How 'natural-killer' cells might help women avoid a deadly risk of childbirth
One of the most dangerous risks expectant mothers face as their delivery date approaches is a surprisingly common condition with a little-known name: placental accreta.
In normal childbirth, the placenta that sustains fetal development during pregnancy is delivered shortly after the newborn infant. But sometimes, the placenta becomes so deeply attached to the woman's uterus that it cannot be removed without causing massive, sometimes fatal bleeding. In many cases, the emergency surgery needed to save the mother's life can leave her unable to have any more children.
And yet, many people do not know about placental accreta, even though the number of women diagnosed with it has quadrupled since the 1980s to one in every 272 births. While this increase is associated with a rise in c-section rate, the link remains unclear.
"I had never heard the word accreta until it happened to me, and I barely survived," says Kristen Terlizzi, who founded the California-based National Accreta Foundation in 2017. "A reliable biomarker to detect this would be incredible. And if there ever were a way to proactively treat accreta, that would be enormous."
That distant day may have moved a step closer thanks to a discovery made by scientists at Cincinnati Children's and the University of Cincinnati.
In a study published Aug. 2, 2019, in Science Immunology, co-authors describe a surprising connection between accreta risk and a gene mutation that prevents healthy formation of "natural killer" cells—a type of white blood cell that helps the body fight off cancer tumors and viral infections. Beyond discovering the connection, the team further demonstrated, in mice, that accreta can be stopped in its tracks.
"This is a huge issue for maternal health," says study co-author Helen Jones, Ph.D., an expert in placenta research at Cincinnati Children's. "Currently, the only way to diagnose accreta is to spot it mid-pregnancy on ultrasound, usually after 18 to 20 weeks. Many women never know they have it until they arrive at the hospital for labor and delivery."
If future studies confirm that women facing accreta also have malfunctioning NK cells, it may become possible to prevent over-attachment and reduce the need for fertility-ending hysterectomies, Jones says.
Accidental discovery connects accreta to malfunctioning NK cells
This new finding traces back to a basic-science project that had been led by Kasper Hoebe, Ph.D., a scientist with Cincinnati Children's Division of Immunobiology who recently left for a new position. His team was searching for gene mutations that can affect NK cells. During this work, Anna Sliz, a graduate student in Hoebe's lab, encountered a problem.
"In one of our colonies, we observed an abnormally high frequency of breeding dams having unsuccessful pregnancies. When I attempted to culture NK cells from these mice, I tended to have a lower yield compared to my wild-type controls," Sliz says.
Hoebe and Sliz consulted with Jones, who rapidly recognized that the dams were experiencing retained placentas with significant trophoblast invasion, reflective of human accreta—a condition rarely seen in mice. This prompted a new investigation.
Soon, the collaborators discovered that the mice carried a mutation in a protein called Gab3, which prevented normal NK cell expansion in the uterus. The disrupted NK cells then failed to do an important job: turning off the process that allows the growing embryo to attach to tissues inside the uterus.
This process, called trophoblast invasion, normally continues until about 20 weeks of pregnancy. But for women with accreta, the invasion process continues much longer.
"For normal placental development to occur, the growth of fetal cells must be held in check by NK cells," Hoebe says. "Our studies showed that in the absence of Gab3, NK cell function in the placenta is impaired, leading to an over-invasion of fetal cells into the uterus."
What does this mean for pregnant women?
Much more research must be done before women can be tested to determine if they have malfunctioning NK cells, and if an NK cell transplant would be safe and effective.

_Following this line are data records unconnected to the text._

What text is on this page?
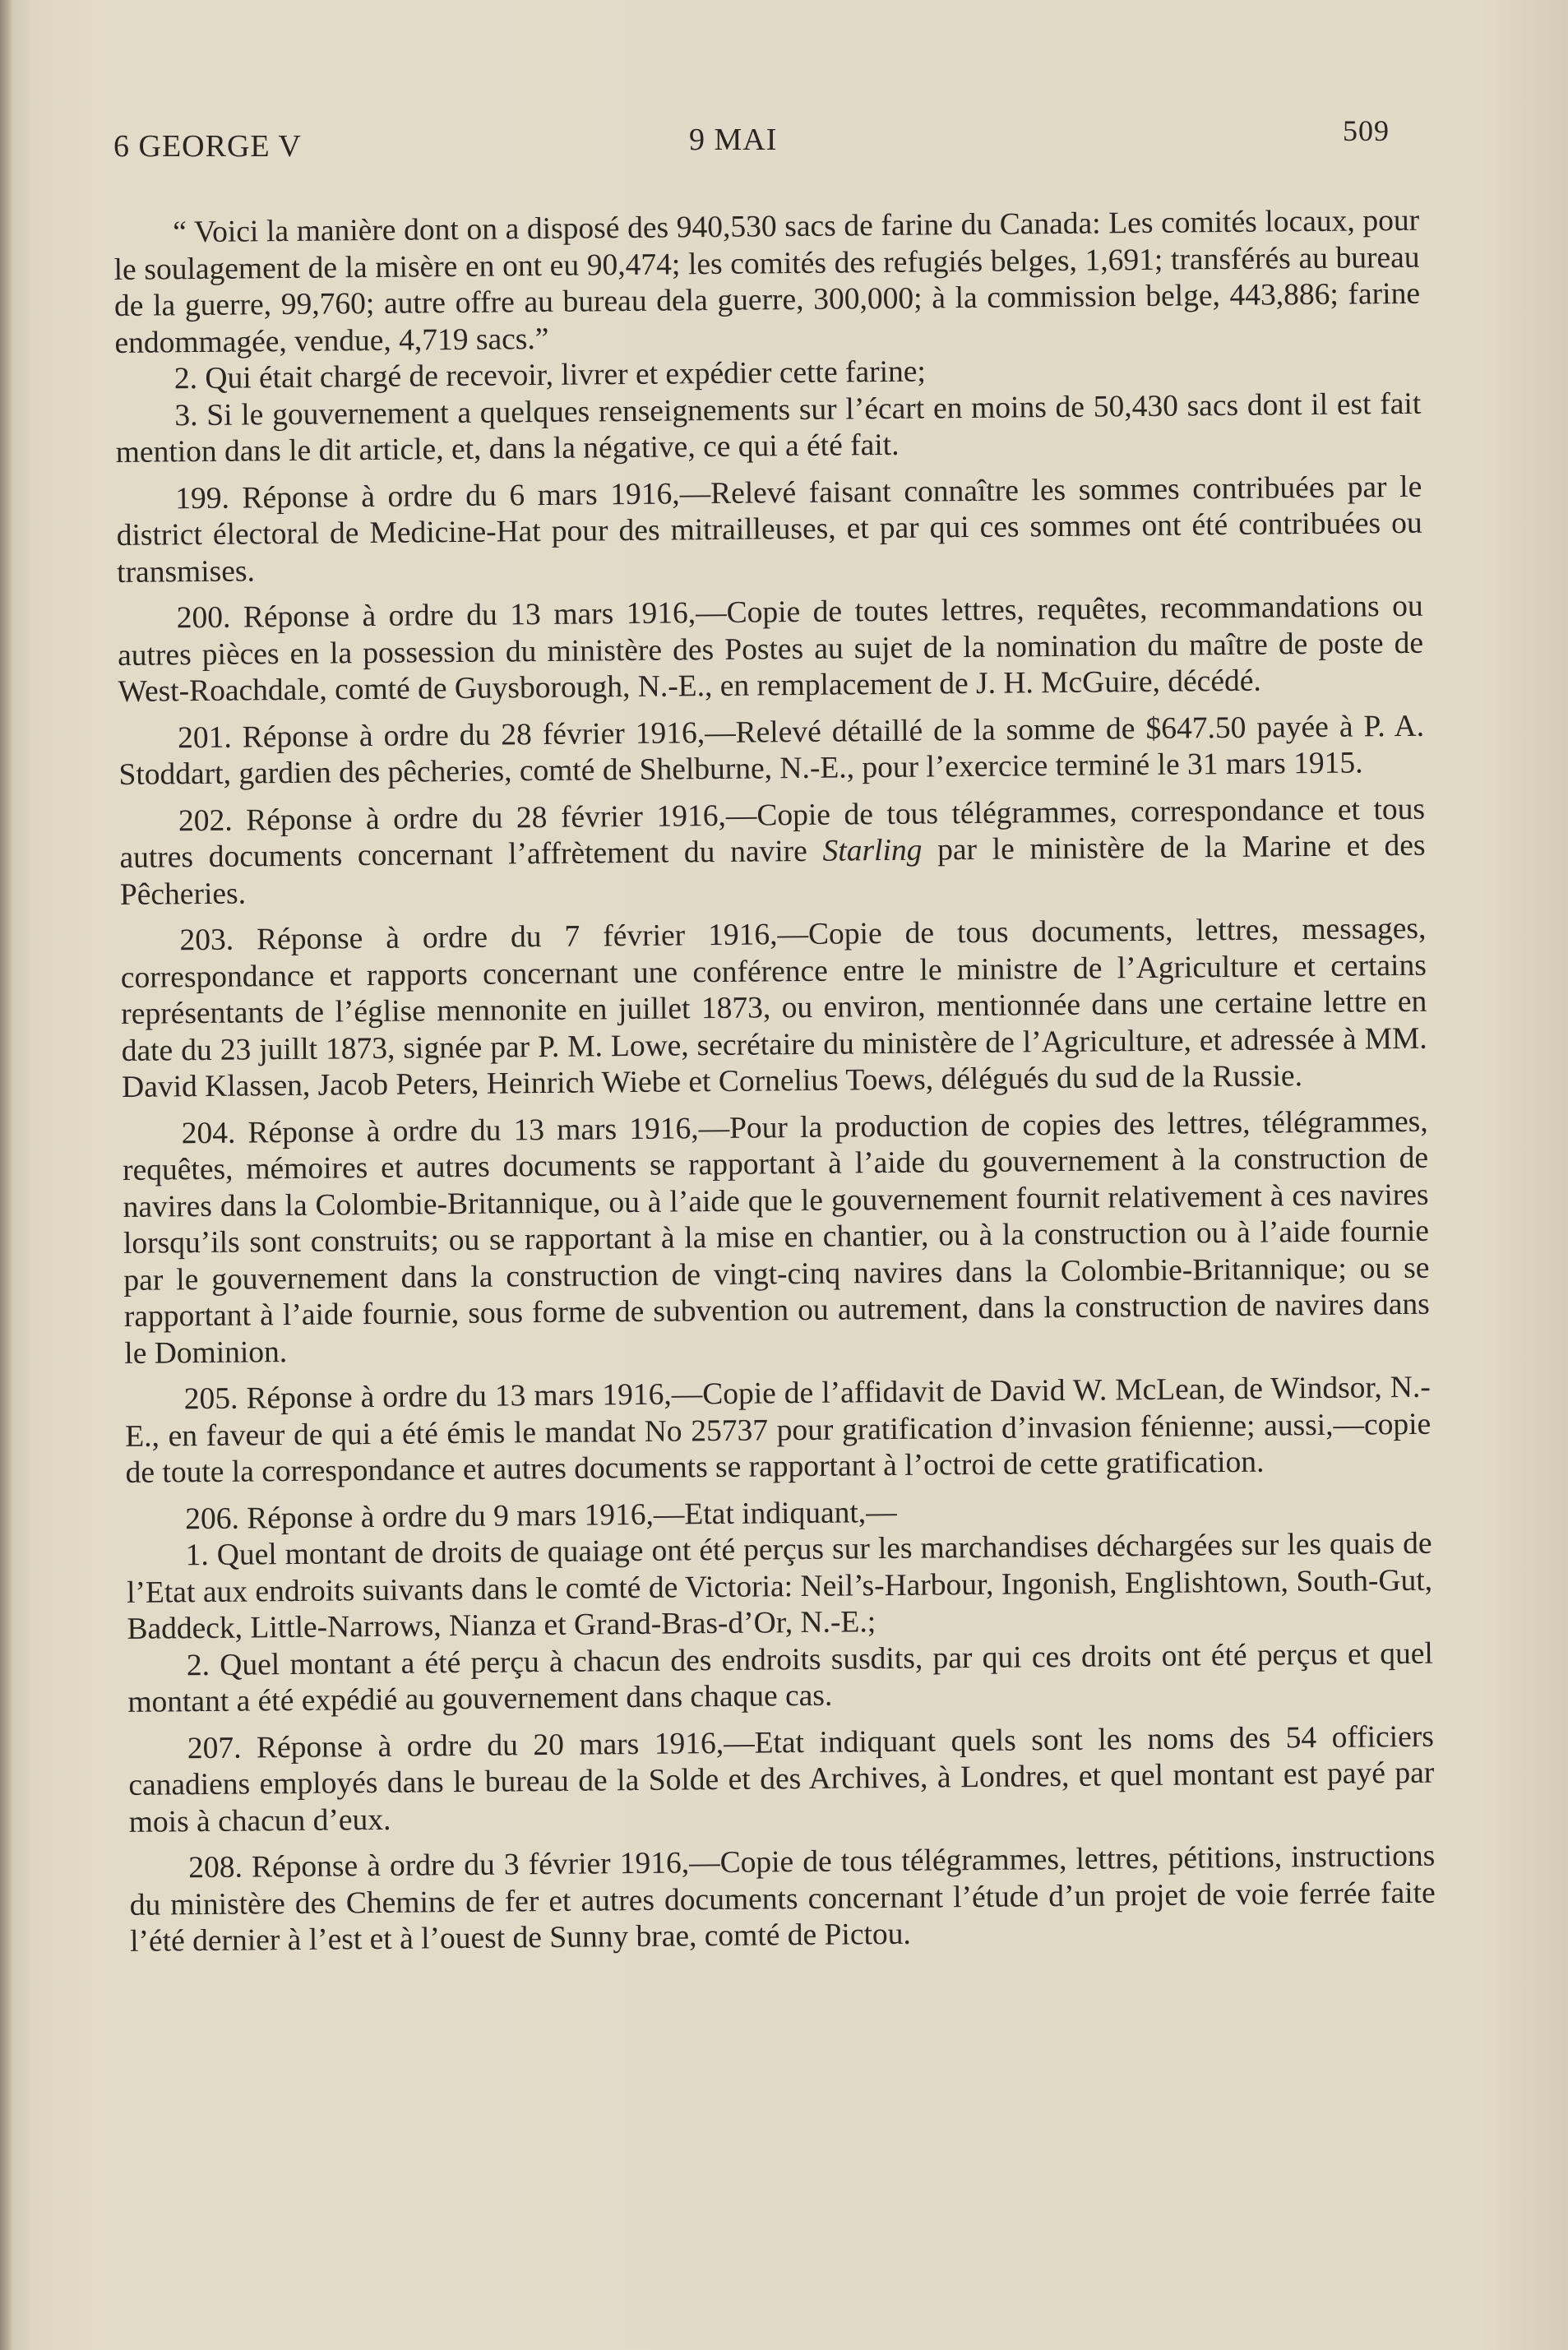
6 GEORGE V	9 MAI	509

“ Voici la manière dont on a disposé des 940,530 sacs de farine du Canada: Les comités locaux, pour le soulagement de la misère en ont eu 90,474; les comités des refugiés belges, 1,691; transférés au bureau de la guerre, 99,760; autre offre au bureau dela guerre, 300,000; à la commission belge, 443,886; farine endommagée, vendue, 4,719 sacs.”

2. Qui était chargé de recevoir, livrer et expédier cette farine;

3. Si le gouvernement a quelques renseignements sur l’écart en moins de 50,430 sacs dont il est fait mention dans le dit article, et, dans la négative, ce qui a été fait.

199. Réponse à ordre du 6 mars 1916,—Relevé faisant connaître les sommes contribuées par le district électoral de Medicine-Hat pour des mitrailleuses, et par qui ces sommes ont été contribuées ou transmises.

200. Réponse à ordre du 13 mars 1916,—Copie de toutes lettres, requêtes, recommandations ou autres pièces en la possession du ministère des Postes au sujet de la nomination du maître de poste de West-Roachdale, comté de Guysborough, N.-E., en remplacement de J. H. McGuire, décédé.

201. Réponse à ordre du 28 février 1916,—Relevé détaillé de la somme de $647.50 payée à P. A. Stoddart, gardien des pêcheries, comté de Shelburne, N.-E., pour l’exercice terminé le 31 mars 1915.

202. Réponse à ordre du 28 février 1916,—Copie de tous télégrammes, correspondance et tous autres documents concernant l’affrètement du navire Starling par le ministère de la Marine et des Pêcheries.

203. Réponse à ordre du 7 février 1916,—Copie de tous documents, lettres, messages, correspondance et rapports concernant une conférence entre le ministre de l’Agriculture et certains représentants de l’église mennonite en juillet 1873, ou environ, mentionnée dans une certaine lettre en date du 23 juillt 1873, signée par P. M. Lowe, secrétaire du ministère de l’Agriculture, et adressée à MM. David Klassen, Jacob Peters, Heinrich Wiebe et Cornelius Toews, délégués du sud de la Russie.

204. Réponse à ordre du 13 mars 1916,—Pour la production de copies des lettres, télégrammes, requêtes, mémoires et autres documents se rapportant à l’aide du gouvernement à la construction de navires dans la Colombie-Britannique, ou à l’aide que le gouvernement fournit relativement à ces navires lorsqu’ils sont construits; ou se rapportant à la mise en chantier, ou à la construction ou à l’aide fournie par le gouvernement dans la construction de vingt-cinq navires dans la Colombie-Britannique; ou se rapportant à l’aide fournie, sous forme de subvention ou autrement, dans la construction de navires dans le Dominion.

205. Réponse à ordre du 13 mars 1916,—Copie de l’affidavit de David W. McLean, de Windsor, N.-E., en faveur de qui a été émis le mandat No 25737 pour gratification d’invasion fénienne; aussi,—copie de toute la correspondance et autres documents se rapportant à l’octroi de cette gratification.

206. Réponse à ordre du 9 mars 1916,—Etat indiquant,—

1. Quel montant de droits de quaiage ont été perçus sur les marchandises déchargées sur les quais de l’Etat aux endroits suivants dans le comté de Victoria: Neil’s-Harbour, Ingonish, Englishtown, South-Gut, Baddeck, Little-Narrows, Nianza et Grand-Bras-d’Or, N.-E.;

2. Quel montant a été perçu à chacun des endroits susdits, par qui ces droits ont été perçus et quel montant a été expédié au gouvernement dans chaque cas.

207. Réponse à ordre du 20 mars 1916,—Etat indiquant quels sont les noms des 54 officiers canadiens employés dans le bureau de la Solde et des Archives, à Londres, et quel montant est payé par mois à chacun d’eux.

208. Réponse à ordre du 3 février 1916,—Copie de tous télégrammes, lettres, pétitions, instructions du ministère des Chemins de fer et autres documents concernant l’étude d’un projet de voie ferrée faite l’été dernier à l’est et à l’ouest de Sunny brae, comté de Pictou.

NK cells have been transplanted to treat people with certain forms of cancer, but the potential impacts on a pregnancy are not yet known.
"We don't know yet because we still need to investigate this in humans. We are working now on an international collaboration to try to work this out," Jones says.
For now, however, the findings may serve as a reminder to women to be cautious about receiving C-sections. Previous studies have shown that accreta risk rises sharply when women have multiple C-sections, and now these findings may contribute to explaining why that risk rises, Jones says.